Nueces Electric Cooperative is sending out warnings about utility scams. It’s like clockwork. February and July are consistent with Valentines, 4th of July and utility scams. In the past few weeks, utilities all across the U.S. have received calls from consumers reporting scams.
The scam is always the same story. A consumer receives a phone call from someone who said their payment had been denied, or never received, and demands immediate payment or they would shut off their power. There are three main utility scams:
- Scam #1 The Green Dot Card Scam: Scammers insist they need to pay their bill immediately or they will be disconnected. They tell them to purchase green dot money cards and call them with the verification codes.
- Scam #2 Phishing: Scammers insist they need to pay their bill immediately or they will be disconnected. They ask them to verify the credit card or bank account they used to pay their bill.
- Scam #3 Google Scam: a Google Calendar invitation pops up in your inbox, It claims to come from “Google Calendar” and has the subject line, “Your Electric bill is available.”
If you receive a call or a visit from someone telling you your electric provider will disconnect your power unless you provide a debit or credit card or a personal financial account number, close the door or hang up and contact the electric provider the person claims to be with.
If an NEC employee contacts you by phone, it is the policy of Nueces Electric Cooperative to NEVER request confidential, personal financial information – like a credit card number or checking/savings routing and account numbers. Only give your confidential financial information to the co-op if you have contacted the co-op directly to make a payment. Chances are, anyone contacting members asking for a payment is not employed or authorized by the co-op.
“We want NEC members to know about possible scams,” says John L. Sims, NEC CEO. He adds, “Play it safe and always contact the company directly. Never give anyone who contacts you your credit card or bank account information.”
Prepaid debit cards are a popular method of payment for scammers. Wire transfer services have tightened their security, so crooks have turned to these prepaid cards instead. The cards are difficult to trace, you do not need photo identification to collect or spend the money and transactions cannot be reversed.
Tips for Spotting a Scam:
Because NEC does sometimes contact members by phone, it can be difficult to tell a scammer from a member representative. Here are some tips:
- If a caller specifically asks you to pay by prepaid debit card, this is a red flag.
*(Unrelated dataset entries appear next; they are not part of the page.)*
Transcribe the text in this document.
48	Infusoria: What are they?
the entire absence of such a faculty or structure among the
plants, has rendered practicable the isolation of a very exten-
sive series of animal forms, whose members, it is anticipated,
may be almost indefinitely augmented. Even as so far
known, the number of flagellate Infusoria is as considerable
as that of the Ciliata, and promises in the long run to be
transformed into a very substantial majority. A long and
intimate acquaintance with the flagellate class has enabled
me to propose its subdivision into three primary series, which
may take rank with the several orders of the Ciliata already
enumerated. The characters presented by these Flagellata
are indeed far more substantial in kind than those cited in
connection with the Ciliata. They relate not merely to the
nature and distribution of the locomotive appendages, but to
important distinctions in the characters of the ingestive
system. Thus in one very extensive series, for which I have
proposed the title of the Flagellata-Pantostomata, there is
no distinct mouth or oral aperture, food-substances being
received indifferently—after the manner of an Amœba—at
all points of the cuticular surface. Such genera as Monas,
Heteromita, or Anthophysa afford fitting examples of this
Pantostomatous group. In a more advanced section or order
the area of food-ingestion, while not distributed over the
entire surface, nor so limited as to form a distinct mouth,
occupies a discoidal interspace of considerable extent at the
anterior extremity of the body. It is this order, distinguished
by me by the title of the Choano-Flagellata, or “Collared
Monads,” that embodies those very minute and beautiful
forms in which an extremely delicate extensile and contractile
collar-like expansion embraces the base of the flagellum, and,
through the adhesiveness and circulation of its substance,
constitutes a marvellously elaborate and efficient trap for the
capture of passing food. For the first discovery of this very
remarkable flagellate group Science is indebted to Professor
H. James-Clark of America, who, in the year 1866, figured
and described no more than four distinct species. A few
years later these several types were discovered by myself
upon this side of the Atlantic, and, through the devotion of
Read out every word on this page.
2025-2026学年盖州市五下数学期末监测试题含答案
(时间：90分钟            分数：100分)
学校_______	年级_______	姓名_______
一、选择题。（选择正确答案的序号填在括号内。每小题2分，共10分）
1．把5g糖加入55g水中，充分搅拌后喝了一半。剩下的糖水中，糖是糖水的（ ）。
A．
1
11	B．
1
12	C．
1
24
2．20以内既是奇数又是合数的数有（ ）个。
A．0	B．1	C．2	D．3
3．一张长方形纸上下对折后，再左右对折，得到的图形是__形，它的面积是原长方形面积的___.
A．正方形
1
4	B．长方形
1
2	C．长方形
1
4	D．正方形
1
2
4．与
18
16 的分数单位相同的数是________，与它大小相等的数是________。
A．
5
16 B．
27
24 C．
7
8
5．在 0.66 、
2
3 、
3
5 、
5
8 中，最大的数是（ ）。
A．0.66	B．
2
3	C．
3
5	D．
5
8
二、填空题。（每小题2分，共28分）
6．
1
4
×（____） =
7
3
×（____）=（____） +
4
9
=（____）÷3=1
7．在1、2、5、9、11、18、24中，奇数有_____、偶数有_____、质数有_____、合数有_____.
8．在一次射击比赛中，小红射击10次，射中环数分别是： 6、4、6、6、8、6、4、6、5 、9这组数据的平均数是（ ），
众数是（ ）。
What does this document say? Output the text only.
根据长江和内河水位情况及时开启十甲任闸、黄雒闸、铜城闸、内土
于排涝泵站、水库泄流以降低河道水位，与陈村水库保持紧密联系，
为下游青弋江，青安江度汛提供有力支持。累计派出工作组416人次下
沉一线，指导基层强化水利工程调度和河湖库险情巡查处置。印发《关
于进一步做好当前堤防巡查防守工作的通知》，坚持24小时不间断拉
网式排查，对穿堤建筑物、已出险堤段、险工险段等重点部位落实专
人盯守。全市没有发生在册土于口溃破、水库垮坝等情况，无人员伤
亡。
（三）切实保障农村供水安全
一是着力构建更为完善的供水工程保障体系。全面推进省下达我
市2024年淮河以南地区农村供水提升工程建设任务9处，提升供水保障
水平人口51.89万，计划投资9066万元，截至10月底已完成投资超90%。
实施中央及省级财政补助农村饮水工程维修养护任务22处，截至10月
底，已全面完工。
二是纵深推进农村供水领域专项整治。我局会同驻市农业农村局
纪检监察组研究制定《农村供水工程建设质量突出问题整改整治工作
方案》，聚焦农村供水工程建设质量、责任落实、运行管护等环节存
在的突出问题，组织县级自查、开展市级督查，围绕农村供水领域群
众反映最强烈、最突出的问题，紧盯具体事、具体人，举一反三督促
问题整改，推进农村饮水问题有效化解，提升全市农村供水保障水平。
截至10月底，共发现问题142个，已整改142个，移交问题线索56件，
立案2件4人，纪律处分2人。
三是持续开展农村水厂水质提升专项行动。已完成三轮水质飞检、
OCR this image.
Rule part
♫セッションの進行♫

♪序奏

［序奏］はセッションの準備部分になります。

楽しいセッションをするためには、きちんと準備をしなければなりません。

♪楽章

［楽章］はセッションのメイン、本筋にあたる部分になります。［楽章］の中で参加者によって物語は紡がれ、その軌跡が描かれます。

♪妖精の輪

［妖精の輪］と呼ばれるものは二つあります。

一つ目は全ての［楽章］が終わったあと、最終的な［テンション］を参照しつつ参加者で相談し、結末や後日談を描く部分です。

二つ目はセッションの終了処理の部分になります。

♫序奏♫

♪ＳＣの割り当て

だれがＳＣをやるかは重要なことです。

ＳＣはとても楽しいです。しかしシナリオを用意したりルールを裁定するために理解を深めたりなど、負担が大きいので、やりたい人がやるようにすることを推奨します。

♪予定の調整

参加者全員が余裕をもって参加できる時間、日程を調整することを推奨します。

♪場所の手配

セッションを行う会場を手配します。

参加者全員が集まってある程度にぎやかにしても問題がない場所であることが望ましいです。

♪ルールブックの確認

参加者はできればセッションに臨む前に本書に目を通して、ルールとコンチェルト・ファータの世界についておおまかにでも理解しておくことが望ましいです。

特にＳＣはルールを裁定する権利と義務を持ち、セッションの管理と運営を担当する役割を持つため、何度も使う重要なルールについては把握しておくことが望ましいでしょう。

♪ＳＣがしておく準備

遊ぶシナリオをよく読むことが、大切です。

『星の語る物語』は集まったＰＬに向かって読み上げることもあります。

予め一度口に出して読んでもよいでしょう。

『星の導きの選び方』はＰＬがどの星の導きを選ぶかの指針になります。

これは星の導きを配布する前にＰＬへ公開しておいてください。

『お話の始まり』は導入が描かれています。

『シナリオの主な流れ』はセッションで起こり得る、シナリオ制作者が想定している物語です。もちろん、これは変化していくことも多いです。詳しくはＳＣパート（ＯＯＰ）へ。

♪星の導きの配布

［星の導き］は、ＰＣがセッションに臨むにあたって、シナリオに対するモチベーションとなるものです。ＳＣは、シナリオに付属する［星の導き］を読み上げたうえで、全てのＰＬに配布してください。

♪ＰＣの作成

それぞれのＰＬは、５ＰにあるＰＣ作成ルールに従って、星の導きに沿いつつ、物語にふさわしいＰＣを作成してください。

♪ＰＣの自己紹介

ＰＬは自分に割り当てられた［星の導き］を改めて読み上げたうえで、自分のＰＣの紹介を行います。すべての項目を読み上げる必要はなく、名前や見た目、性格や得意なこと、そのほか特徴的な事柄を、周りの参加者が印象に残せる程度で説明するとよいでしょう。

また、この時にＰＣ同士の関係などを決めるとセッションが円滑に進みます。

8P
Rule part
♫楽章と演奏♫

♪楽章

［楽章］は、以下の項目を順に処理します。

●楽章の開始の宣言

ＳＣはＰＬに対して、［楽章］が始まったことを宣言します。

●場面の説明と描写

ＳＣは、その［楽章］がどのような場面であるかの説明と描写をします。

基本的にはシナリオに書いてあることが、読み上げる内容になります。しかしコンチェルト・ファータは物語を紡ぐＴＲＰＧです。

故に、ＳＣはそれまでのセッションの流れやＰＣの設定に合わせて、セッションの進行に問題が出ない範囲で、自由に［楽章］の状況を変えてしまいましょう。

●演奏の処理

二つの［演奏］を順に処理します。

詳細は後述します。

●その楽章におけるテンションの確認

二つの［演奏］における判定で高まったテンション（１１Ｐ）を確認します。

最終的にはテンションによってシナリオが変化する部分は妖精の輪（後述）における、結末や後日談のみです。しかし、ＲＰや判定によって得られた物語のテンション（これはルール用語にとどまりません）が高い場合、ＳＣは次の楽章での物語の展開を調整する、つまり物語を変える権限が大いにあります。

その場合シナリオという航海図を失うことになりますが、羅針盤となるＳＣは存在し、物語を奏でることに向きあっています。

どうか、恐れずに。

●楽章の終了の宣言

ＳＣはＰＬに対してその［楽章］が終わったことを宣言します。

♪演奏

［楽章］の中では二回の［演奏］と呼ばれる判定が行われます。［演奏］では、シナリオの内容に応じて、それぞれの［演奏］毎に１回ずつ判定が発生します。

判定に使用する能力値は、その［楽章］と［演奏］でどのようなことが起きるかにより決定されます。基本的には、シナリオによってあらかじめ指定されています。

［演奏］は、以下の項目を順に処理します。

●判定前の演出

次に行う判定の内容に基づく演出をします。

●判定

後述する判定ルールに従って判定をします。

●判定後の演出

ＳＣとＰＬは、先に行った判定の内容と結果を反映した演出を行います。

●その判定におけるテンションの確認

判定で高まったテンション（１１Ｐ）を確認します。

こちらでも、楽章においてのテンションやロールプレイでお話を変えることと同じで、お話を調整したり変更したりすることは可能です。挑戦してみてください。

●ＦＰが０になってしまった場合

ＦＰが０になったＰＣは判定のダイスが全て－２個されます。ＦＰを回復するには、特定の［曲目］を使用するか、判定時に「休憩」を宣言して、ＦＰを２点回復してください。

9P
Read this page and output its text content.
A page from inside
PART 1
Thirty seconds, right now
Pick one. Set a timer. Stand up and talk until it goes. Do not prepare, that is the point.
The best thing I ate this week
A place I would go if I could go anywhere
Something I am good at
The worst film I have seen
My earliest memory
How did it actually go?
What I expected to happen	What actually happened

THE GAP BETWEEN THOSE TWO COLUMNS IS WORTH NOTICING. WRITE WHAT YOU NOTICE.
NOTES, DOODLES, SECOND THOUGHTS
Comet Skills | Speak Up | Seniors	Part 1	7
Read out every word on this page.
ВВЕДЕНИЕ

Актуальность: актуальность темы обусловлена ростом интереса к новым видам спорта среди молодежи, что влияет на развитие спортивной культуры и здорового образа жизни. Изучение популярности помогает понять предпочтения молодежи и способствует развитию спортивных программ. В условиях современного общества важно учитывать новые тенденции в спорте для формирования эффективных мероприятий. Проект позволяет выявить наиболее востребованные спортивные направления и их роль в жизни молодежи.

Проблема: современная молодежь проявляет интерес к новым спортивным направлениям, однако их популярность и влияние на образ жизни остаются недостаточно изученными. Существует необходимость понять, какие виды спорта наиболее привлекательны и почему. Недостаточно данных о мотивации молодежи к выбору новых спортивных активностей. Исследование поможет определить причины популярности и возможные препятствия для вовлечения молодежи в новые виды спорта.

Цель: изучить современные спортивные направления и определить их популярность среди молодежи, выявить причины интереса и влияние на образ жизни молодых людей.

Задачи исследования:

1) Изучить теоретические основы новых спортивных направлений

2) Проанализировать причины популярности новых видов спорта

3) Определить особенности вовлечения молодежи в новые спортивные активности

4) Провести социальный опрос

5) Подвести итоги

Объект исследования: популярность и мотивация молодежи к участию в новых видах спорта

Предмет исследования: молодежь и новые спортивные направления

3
- If you feel pressured for immediate payment or personal information, hang up the phone and call the customer service number on your bill. This will ensure you are speaking to a real representative.
- Never allow anyone into your home to check electrical wiring, natural gas pipes or appliances unless you have scheduled an appointment or reported a problem. Also, ask employees for proper identification.
” These types of scam continue to make their way around the country on a regular basis. All utility industries have been on alert for this scam previously and as long as the scammers continue to make money, it will unfortunately continue to be an issue for all industries” adds Sims.
If you receive a suspicious call, capture as much information about the caller as possible. After calling NEC directly to confirm we did not contact you, notify your local authorities. However, if the person is at your home, please be safe and contact the local authorities for assistance.